Machine folle – Laurent JOFFRIN
Libération, 30-31 août 1997

La guerre civile algérienne, cet autre nom du martyre que vit depuis cinq ans la population, a repoussé les limites de l’horreur et pris un nouveau tournant. On la pensait enfermée dans une routine sanguinaire. La voici changée en machine folle dont les embardées font jaillir à chaque fois de plus grandes éclaboussures de sang.
On sait que l’affrontement entre l’Etat militarisé qui tient le pouvoir et les groupes islamistes se complique d’obscures stratégies claniques, de manœuvres à la cruauté oblique, de surenchères entre bandes armées, qui rendent le jugement aléatoire. Deux leçons, pourtant, se dégagent de ces spasmes barbares. Même si l’on ne peut leur attribuer à coup sûr l’ensemble des exactions rendues publiques, les groupes armés, par leur dévotion au crime, suscitent toujours plus d’effroi devant la cause de l’État islamique, notamment au sein du peuple algérien. Les « politiques » du FIS commencent à le comprendre, même s’ils sont impuissants devant le déchaînement sanglant de leurs émules activistes. Quant à l’État algérien, il a surtout réussi, par sa tactique d’« éradication », à renforcer la sécurité... des forces de sécurité. C’est désormais la population civile qui subit le fléau du terrorisme. Rassuré sur sa pérennité, conforté par la rente pétrolière, ce pouvoir ouvre maintenant des discussions avec le FIS, qu’il avait condamnées avec virulence quand elles étaient proposées par des forces plus démocratiques. Même lointain, le compromis militaro-islamiste compte désormais au nombre des hypothèses politiques vraisemblables en Algérie. Il n’est pas certain qu’on doive s’en rassurer.

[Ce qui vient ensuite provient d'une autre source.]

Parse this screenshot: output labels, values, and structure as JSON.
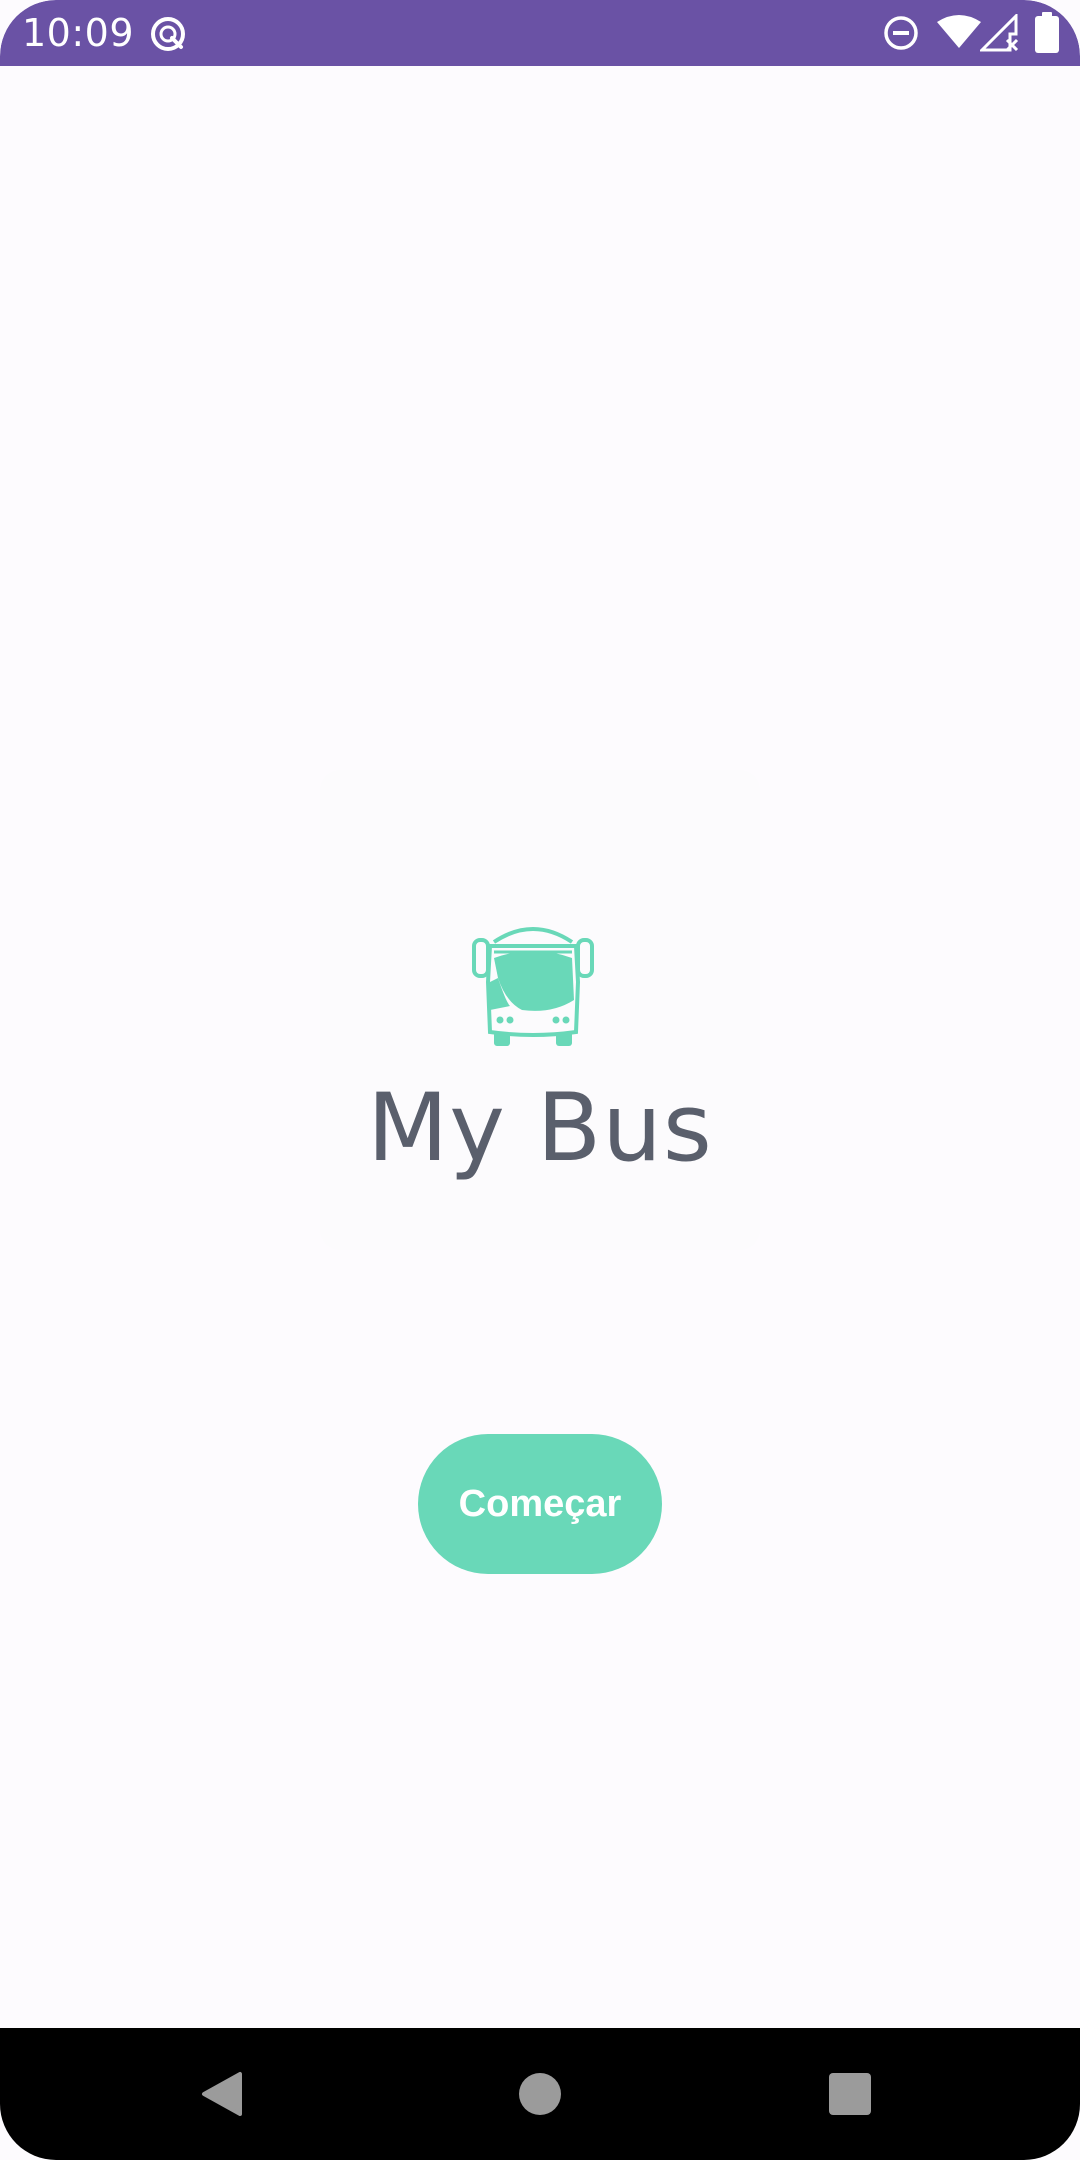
{
  "status_bar": {
    "time": "10:09",
    "background_color": "#6a52a5",
    "icons": [
      "sync-icon",
      "do-not-disturb-icon",
      "wifi-icon",
      "signal-no-data-icon",
      "battery-icon"
    ]
  },
  "app": {
    "title": "My Bus",
    "logo_icon": "bus-icon",
    "accent_color": "#69d8b8",
    "title_color": "#5a5f6c"
  },
  "actions": {
    "start_label": "Começar"
  },
  "nav_bar": {
    "buttons": [
      "back-icon",
      "home-icon",
      "recents-icon"
    ]
  }
}
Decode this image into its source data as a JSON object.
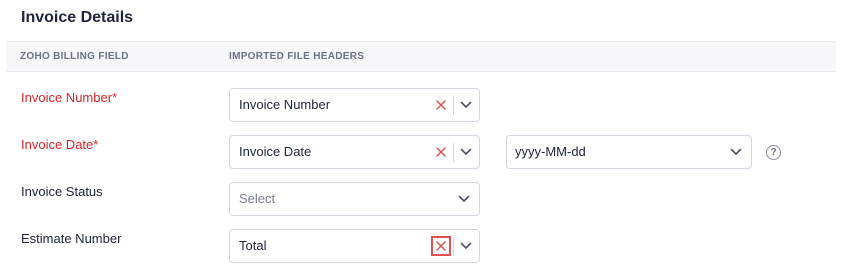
{
  "section": {
    "title": "Invoice Details"
  },
  "columns": {
    "billing_field": "ZOHO BILLING FIELD",
    "imported_headers": "IMPORTED FILE HEADERS"
  },
  "rows": [
    {
      "label": "Invoice Number*",
      "required": true,
      "value": "Invoice Number",
      "clearable": true
    },
    {
      "label": "Invoice Date*",
      "required": true,
      "value": "Invoice Date",
      "clearable": true,
      "date_format": "yyyy-MM-dd"
    },
    {
      "label": "Invoice Status",
      "required": false,
      "value": "Select",
      "placeholder": true,
      "clearable": false
    },
    {
      "label": "Estimate Number",
      "required": false,
      "value": "Total",
      "clearable": true,
      "clear_focused": true
    }
  ],
  "help": {
    "glyph": "?"
  },
  "colors": {
    "required": "#d6262a",
    "clear_icon": "#e05252",
    "border": "#d5d7e0",
    "header_bg": "#f7f7f9"
  },
  "icons": {
    "clear": "close-icon",
    "dropdown": "chevron-down-icon",
    "help": "question-circle-icon"
  }
}
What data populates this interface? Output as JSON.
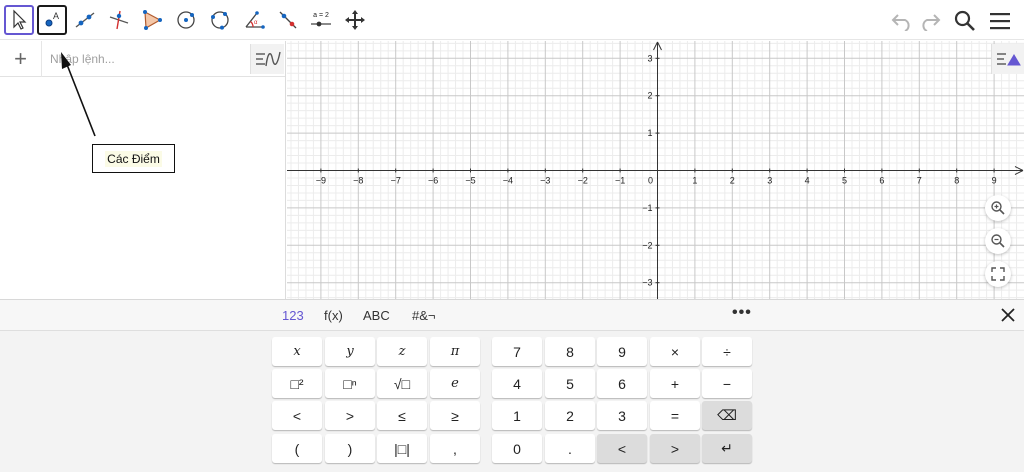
{
  "algebra": {
    "add_label": "+",
    "input_placeholder": "Nhập lệnh..."
  },
  "tooltip": {
    "text": "Các Điểm"
  },
  "graphics": {
    "x_ticks": [
      "−9",
      "−8",
      "−7",
      "−6",
      "−5",
      "−4",
      "−3",
      "−2",
      "−1",
      "0",
      "1",
      "2",
      "3",
      "4",
      "5",
      "6",
      "7",
      "8",
      "9"
    ],
    "x_values": [
      -9,
      -8,
      -7,
      -6,
      -5,
      -4,
      -3,
      -2,
      -1,
      0,
      1,
      2,
      3,
      4,
      5,
      6,
      7,
      8,
      9
    ],
    "y_ticks": [
      "3",
      "2",
      "1",
      "−1",
      "−2",
      "−3"
    ],
    "y_values": [
      3,
      2,
      1,
      -1,
      -2,
      -3
    ],
    "grid": true
  },
  "toolbar": {
    "tools": [
      "move-tool",
      "point-tool",
      "line-tool",
      "perpendicular-line-tool",
      "polygon-tool",
      "circle-center-point-tool",
      "circle-three-points-tool",
      "angle-tool",
      "reflect-tool",
      "slider-tool",
      "move-graphics-view-tool"
    ],
    "slider_label": "a = 2"
  },
  "keyboard": {
    "tabs": [
      "123",
      "f(x)",
      "ABC",
      "#&¬"
    ],
    "more": "•••",
    "rows": [
      [
        "x",
        "y",
        "z",
        "π"
      ],
      [
        "□²",
        "□ⁿ",
        "√□",
        "e"
      ],
      [
        "<",
        ">",
        "≤",
        "≥"
      ],
      [
        "(",
        ")",
        "|□|",
        ","
      ]
    ],
    "num_rows": [
      [
        "7",
        "8",
        "9",
        "×",
        "÷"
      ],
      [
        "4",
        "5",
        "6",
        "+",
        "−"
      ],
      [
        "1",
        "2",
        "3",
        "=",
        "⌫"
      ],
      [
        "0",
        ".",
        "<",
        ">",
        "↵"
      ]
    ]
  },
  "colors": {
    "accent": "#6557d2",
    "point": "#1565c0",
    "tool_red": "#d32f2f"
  }
}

60 000 morts en six ans – Pierre PRIER
Le Figaro, 31 août 1997.

La lutte entre le pouvoir algérien et les islamistes a fait au moins 60 000 morts depuis l’interruption des élections législatives remportées en décembre 1991 par le Front islamique du salut (FIS, dissous depuis). Les affrontements prennent de plus en plus l’allure d’un combat singulier entre le gouvernement, l’armée et les milices d’une part, et des groupes islamistes à la composition floue d’autre part.
La recomposition du paysage électoral, mise en œuvre par le pouvoir dans des scrutins contestés, a interdit le champ politique au FIS et marginalisé l’opposition démocratique. Les conditions des élections législatives du 5 juin, dernier volet de l’entreprise, ont été dénoncées par l’opposition et critiquées par l’ONU. Le résultat officiel assure une majorité absolue au président Zéroual à travers le FLN, ancien parti unique, et le RND (Rassemblement national démocratique), créé quatre mois avant l’élection pour le soutenir. Les islamistes modérés occupent la plupart des autres sièges, les démocrates n’obtenant que 58 sièges sur 380.
Les législatives devaient marquer le triomphe de la démocratie et l’éradication finale du terrorisme. Mais l’Algérie bute au fond d’une impasse, sanglante.